Unlike past presidents, for example, the Trump transition team has failed to provide a legally required ethics pledge, which was due on Oct. 1, and which constitutes a written commitment to avoid conflicts of interest once in office. The delay could affect the transition process, hampering the Trump team’s access to federal agencies.

“Trump has a number of holdings that raise significant conflict of interest concerns: including his new cryptocurrency business, majority stake in the social media network Truth Social, real estate properties, books, and licensing deals,” the Campaign Legal Center wrote Friday of the delayed ethics pledge. “If the president-elect were to sign an agreement vowing to avoid conflicts of interest, it would suggest that he should divest from many — if not all — of these holdings. In addition, it is possible that the president-elect does not want the public to know who has been contributing to his transition or place a limit on individual contributions.” 

Noting that the president-elect cannot receive more than $5,000 per individual transition donor, and that these donations must be disclosed to the public, the Campaign Legal Center argued: “It is possible that Trump — who has no shortage of wealthy allies with special interests — would rather accept unlimited contributions, which would create significant conflicts of interest, than receive the necessary transition services from the federal government to keep the country safe.”

The Trump transition team did not respond to HuffPost’s requests for comment. 

When it comes to his current transition team’s efforts on energy and the environment, Trump has turned to two ex-Cabinet officials who were the face of Trump-era swampiness. As The New York Times reported last week, David Bernhardt, who led Trump’s Interior Department, and Wheeler, the former EPA administrator, are spearheading that work. A longtime former lobbyist for oil, gas, mining and agriculture interests, Bernhardt had so many potential conflicts of interest while at the helm of Interior that he had to carry around a card listing his former clients. Critics dubbed Bernhardt the “ultimate D.C. swamp creature.” Wheeler, meanwhile, is a former coal lobbyist. 

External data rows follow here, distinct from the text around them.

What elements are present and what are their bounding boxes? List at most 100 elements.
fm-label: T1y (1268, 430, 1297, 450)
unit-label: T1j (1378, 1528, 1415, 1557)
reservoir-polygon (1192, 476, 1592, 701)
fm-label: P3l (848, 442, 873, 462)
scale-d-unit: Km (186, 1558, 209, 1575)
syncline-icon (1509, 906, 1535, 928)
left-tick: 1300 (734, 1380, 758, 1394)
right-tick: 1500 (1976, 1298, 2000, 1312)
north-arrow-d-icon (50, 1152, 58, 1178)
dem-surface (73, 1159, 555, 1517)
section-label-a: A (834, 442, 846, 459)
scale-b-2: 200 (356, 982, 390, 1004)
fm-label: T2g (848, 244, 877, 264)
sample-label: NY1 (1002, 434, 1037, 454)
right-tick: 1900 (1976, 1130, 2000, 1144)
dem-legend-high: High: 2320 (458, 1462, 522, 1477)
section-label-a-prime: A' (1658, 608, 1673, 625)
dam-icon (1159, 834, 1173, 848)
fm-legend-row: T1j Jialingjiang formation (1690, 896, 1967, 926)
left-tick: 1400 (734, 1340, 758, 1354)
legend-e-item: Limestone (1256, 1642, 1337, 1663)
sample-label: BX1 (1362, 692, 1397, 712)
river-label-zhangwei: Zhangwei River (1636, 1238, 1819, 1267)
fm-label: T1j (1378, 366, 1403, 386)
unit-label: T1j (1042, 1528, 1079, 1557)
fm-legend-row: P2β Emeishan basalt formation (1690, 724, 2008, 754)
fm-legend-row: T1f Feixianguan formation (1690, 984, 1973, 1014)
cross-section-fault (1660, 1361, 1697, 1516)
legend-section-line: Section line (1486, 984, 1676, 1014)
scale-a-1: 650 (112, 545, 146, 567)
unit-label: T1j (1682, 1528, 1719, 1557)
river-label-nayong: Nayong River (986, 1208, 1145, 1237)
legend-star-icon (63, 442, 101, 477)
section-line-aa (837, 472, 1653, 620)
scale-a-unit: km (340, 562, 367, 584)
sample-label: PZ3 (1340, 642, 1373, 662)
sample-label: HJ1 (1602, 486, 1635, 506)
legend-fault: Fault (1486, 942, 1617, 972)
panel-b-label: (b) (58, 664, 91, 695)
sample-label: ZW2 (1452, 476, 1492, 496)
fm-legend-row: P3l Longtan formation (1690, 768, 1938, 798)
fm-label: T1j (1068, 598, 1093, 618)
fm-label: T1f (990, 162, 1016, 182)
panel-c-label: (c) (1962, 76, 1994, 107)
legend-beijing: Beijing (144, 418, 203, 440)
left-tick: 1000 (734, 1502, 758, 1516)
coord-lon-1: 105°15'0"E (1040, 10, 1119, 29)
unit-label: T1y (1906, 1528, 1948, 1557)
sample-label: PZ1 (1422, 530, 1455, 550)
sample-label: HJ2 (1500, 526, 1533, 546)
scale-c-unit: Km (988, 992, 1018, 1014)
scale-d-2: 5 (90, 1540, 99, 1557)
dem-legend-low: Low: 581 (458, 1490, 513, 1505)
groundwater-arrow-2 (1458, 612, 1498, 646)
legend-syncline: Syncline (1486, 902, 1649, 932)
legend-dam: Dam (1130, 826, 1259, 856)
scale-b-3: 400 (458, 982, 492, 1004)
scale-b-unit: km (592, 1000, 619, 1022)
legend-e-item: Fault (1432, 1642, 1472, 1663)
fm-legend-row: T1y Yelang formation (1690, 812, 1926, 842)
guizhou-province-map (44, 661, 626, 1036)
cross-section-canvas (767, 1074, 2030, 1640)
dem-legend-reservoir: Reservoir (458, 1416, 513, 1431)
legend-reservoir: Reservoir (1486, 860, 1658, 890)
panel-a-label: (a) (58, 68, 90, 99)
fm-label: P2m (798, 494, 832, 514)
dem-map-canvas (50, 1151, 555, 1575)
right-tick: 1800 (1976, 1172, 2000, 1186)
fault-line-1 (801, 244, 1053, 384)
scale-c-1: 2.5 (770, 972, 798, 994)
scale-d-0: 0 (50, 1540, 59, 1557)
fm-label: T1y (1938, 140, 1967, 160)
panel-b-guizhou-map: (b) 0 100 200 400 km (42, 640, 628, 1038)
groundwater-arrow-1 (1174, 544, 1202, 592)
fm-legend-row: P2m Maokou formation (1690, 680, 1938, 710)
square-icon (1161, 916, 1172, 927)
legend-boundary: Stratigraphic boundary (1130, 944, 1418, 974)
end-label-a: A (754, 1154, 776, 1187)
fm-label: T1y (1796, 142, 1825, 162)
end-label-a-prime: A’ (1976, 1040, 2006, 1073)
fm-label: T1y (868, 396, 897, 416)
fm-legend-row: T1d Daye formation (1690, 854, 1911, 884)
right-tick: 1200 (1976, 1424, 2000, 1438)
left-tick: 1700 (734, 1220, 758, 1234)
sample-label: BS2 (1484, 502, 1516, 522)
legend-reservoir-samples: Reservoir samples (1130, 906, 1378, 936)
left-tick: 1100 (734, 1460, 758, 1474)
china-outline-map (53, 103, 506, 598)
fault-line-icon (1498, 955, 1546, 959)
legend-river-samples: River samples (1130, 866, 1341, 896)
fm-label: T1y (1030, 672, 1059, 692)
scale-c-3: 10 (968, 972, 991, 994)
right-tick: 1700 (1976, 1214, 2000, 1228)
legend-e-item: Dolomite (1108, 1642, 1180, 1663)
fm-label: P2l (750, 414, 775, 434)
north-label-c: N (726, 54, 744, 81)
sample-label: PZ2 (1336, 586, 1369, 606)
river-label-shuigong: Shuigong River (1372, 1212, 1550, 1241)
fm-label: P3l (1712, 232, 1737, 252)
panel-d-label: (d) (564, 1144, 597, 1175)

Trump has long been representative of the “revolving door” between corporate America and political power. A HuffPost review in late 2019 found that at least 11 officials in his Interior Department went on to land jobs at fossil fuel companies, lobbying firms or other private companies. 

But Trump isn’t alone in embracing lobbyists for key positions.

For example, Steve Ricchetti ― currently a counselor to Biden and, prior to that, a close aide to Biden for a decade and a staffer in the Clinton White House ― is a former lobbyist with an ample Rolodex.

And his brother’s lobbying firm, Ricchetti Inc., saw a spike in business when Biden was elected ― including from large clients like Amazon

When Trump won a second term last week, the Times reported on the celebrations among lobbyists with access to his circles.

“In an ironic twist for a politician who first ran on a pledge to ‘drain the swamp’ of Washington special interests, Mr. Trump’s election is expected to be very lucrative for lobbyists who have struck that balance” of demonstrating their value to Trump without alienating cautious clients, the paper wrote.

The paper named one lobbyist among those who stood to benefit the most: Brian Ballard, Wiles’ old boss.